The women farmers giggled as they were given an award by way of honour on March 8, 2014. The semi-formal ceremony was underway at the North East Network’s resource centre in Chizami, Phek district of Nagaland. The women farmers were being recognized for practicing ecological agriculture (biodiverse farming) and their significant contribution to conservation of genetic biodiversity, ensuring food and nutritional securities in their homes and communities, on the occasion of International Women’s Day 2014, and the International year of Family Farming. The women who came up with the idea to honour the farmers thought they would weave leaf hats that would protect the farmers’ heads from the harsh sun while working in the fields. This along with grass coats—all made by local craftspersons—would double up as a rain and sun shield, and make excellent honorary gestures to be given to the women farmers by the chief guest for the day.
leaf hats ended up, inadvertently, looking like graduation hats made of leaf. The grass coats tied up at the neck and flowing on the back made the whole ceremony look like a graduation ceremony for the farmers. No one had anticipated this, and everyone went into giggles as the women farmers posed for what looked like the graduation ceremony of a Farmland University. Thereafter, everyone at the event wanted a “graduation picture” taken individually and in groups.
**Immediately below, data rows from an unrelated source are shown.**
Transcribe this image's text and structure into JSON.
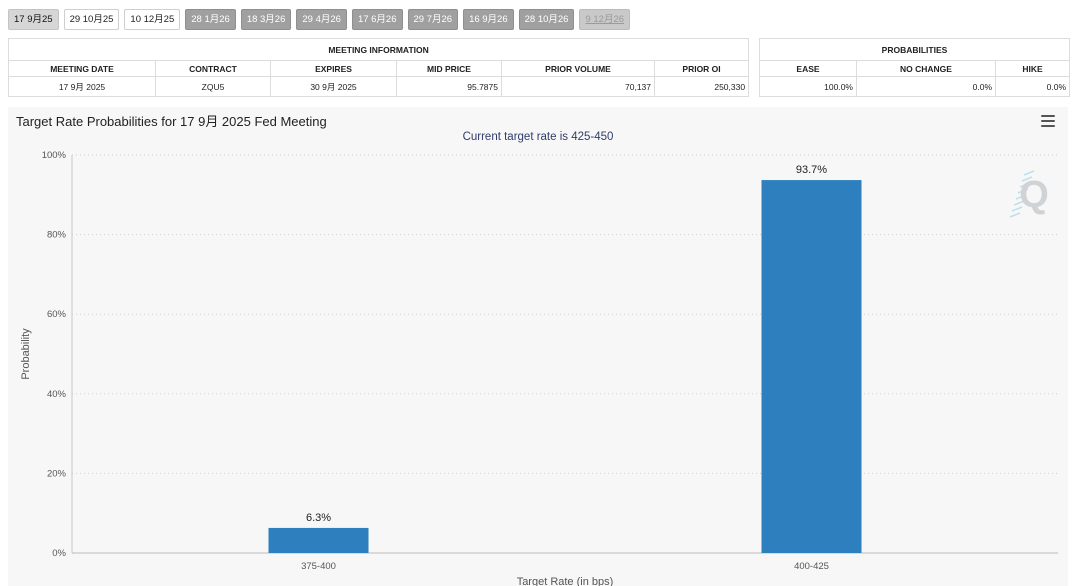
{
  "tabs": [
    {
      "label": "17 9月25",
      "state": "selected"
    },
    {
      "label": "29 10月25",
      "state": "plain"
    },
    {
      "label": "10 12月25",
      "state": "plain"
    },
    {
      "label": "28 1月26",
      "state": "dark"
    },
    {
      "label": "18 3月26",
      "state": "dark"
    },
    {
      "label": "29 4月26",
      "state": "dark"
    },
    {
      "label": "17 6月26",
      "state": "dark"
    },
    {
      "label": "29 7月26",
      "state": "dark"
    },
    {
      "label": "16 9月26",
      "state": "dark"
    },
    {
      "label": "28 10月26",
      "state": "dark"
    },
    {
      "label": "9 12月26",
      "state": "faded"
    }
  ],
  "meeting_info": {
    "header": "MEETING INFORMATION",
    "columns": [
      "MEETING DATE",
      "CONTRACT",
      "EXPIRES",
      "MID PRICE",
      "PRIOR VOLUME",
      "PRIOR OI"
    ],
    "row": {
      "meeting_date": "17 9月 2025",
      "contract": "ZQU5",
      "expires": "30 9月 2025",
      "mid_price": "95.7875",
      "prior_volume": "70,137",
      "prior_oi": "250,330"
    }
  },
  "probabilities": {
    "header": "PROBABILITIES",
    "columns": [
      "EASE",
      "NO CHANGE",
      "HIKE"
    ],
    "row": {
      "ease": "100.0%",
      "no_change": "0.0%",
      "hike": "0.0%"
    }
  },
  "chart_data": {
    "type": "bar",
    "title": "Target Rate Probabilities for 17 9月 2025 Fed Meeting",
    "subtitle": "Current target rate is 425-450",
    "xlabel": "Target Rate (in bps)",
    "ylabel": "Probability",
    "categories": [
      "375-400",
      "400-425"
    ],
    "values": [
      6.3,
      93.7
    ],
    "data_labels": [
      "6.3%",
      "93.7%"
    ],
    "ylim": [
      0,
      100
    ],
    "yticks": [
      "0%",
      "20%",
      "40%",
      "60%",
      "80%",
      "100%"
    ],
    "grid": "horizontal dotted",
    "bar_color": "#2e7fbd",
    "watermark": "Q"
  }
}
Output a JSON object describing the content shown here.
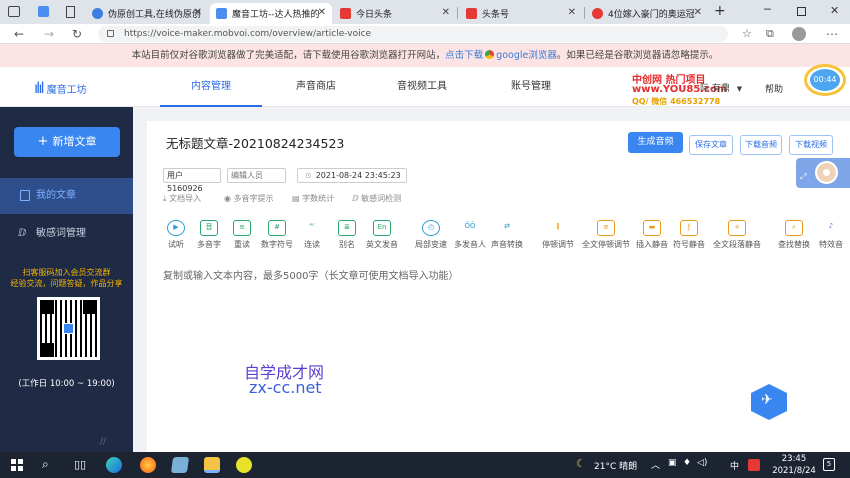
{
  "browser": {
    "tabs": [
      {
        "label": "伪原创工具,在线伪原创",
        "color": "#3e7de0"
      },
      {
        "label": "魔音工坊--达人热推的​",
        "color": "#4a8ef2"
      },
      {
        "label": "今日头条",
        "color": "#e53935"
      },
      {
        "label": "头条号",
        "color": "#e53935"
      },
      {
        "label": "4位嫁入豪门的奥运冠",
        "color": "#e53935"
      }
    ],
    "url": "https://voice-maker.mobvoi.com/overview/article-voice"
  },
  "notice": {
    "text_before": "本站目前仅对谷歌浏览器做了完美适配，请下载使用谷歌浏览器打开网站，",
    "link_text": "点击下载",
    "link_brand": "google浏览器",
    "text_after": "。如果已经是谷歌浏览器请忽略提示。"
  },
  "header": {
    "logo": "魔音工坊",
    "nav": [
      "内容管理",
      "声音商店",
      "音视频工具",
      "账号管理"
    ],
    "user": "际 有鼎",
    "help": "帮助",
    "timer": "00:44",
    "watermark_top": "中创网 热门项目",
    "watermark_url": "www.YOU85.com",
    "watermark_qq": "QQ/ 微信 466532778"
  },
  "sidebar": {
    "new_button": "新增文章",
    "items": [
      "我的文章",
      "敏感词管理"
    ],
    "promo_line1": "扫客服码加入会员交流群",
    "promo_line2": "经验交流，问题答疑，作品分享",
    "work_time": "(工作日 10:00 ~ 19:00)"
  },
  "editor": {
    "title": "无标题文章-20210824234523",
    "user_chip": "用户5160926",
    "editor_placeholder": "编辑人员",
    "datetime": "2021-08-24 23:45:23",
    "actions": [
      "生成音频",
      "保存文章",
      "下载音频",
      "下载视频"
    ],
    "sub_tools": [
      "文档导入",
      "多音字提示",
      "字数统计",
      "敏感词检测"
    ],
    "toolbar": [
      "试听",
      "多音字",
      "重读",
      "数字符号",
      "连读",
      "别名",
      "英文发音",
      "局部变速",
      "多发音人",
      "声音转换",
      "停顿调节",
      "全文停顿调节",
      "插入静音",
      "符号静音",
      "全文段落静音",
      "查找替换",
      "特效音"
    ],
    "placeholder": "复制或输入文本内容，最多5000字（长文章可使用文档导入功能）",
    "watermark_cn": "自学成才网",
    "watermark_url": "zx-cc.net"
  },
  "taskbar": {
    "weather": "21°C 晴朗",
    "ime": "中",
    "time": "23:45",
    "date": "2021/8/24",
    "badge": "5"
  }
}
These are women from remote villages like Noklak (Tuensang), Fakim (Kiphire) or Laitsohpliah (East Khasi Hills, Meghalaya), among many others, who have never had the opportunity to complete their schooling, leave alone graduating from a university. Yet it is women like these who have kept nutritious and organic food on our table in this part of the world. Food is not just a basic requirement of physical life, but it defines culture, has religious significance and defines politics. While women all over the world have remained central to the production of food, they have also found themselves most sidelined and marginalized in religion as well as politics. In day to day life, apart from their obvious motherhood, they are recognized for holding little other systems of knowledge, often brushed aside for being ignorant. Many an agriculture scientist, especially among women of the North East region of India, has been lost due to this incompetent attitude of the society towards them.
With a little help from the government, to start with, this can change. Policies that recognize the equitable contribution of women on the farm land, homestead land and forest land, take the consent of women for land use, provide equal remuneration for all women farmers, agriculture labourers and workers and other such could not only empower women to deal with their position of vulnerability but make this constituency an important partner in the essential changes required in societies, especially those that are wholly marginalized. In today’s scenario of rapid marginalization and homogenization of communities, it is not just a desire but a need to recognize that women not only hold knowledge systems that could bring transformative change, but that they have the will power and diligence to execute these systems without patriarchal violence.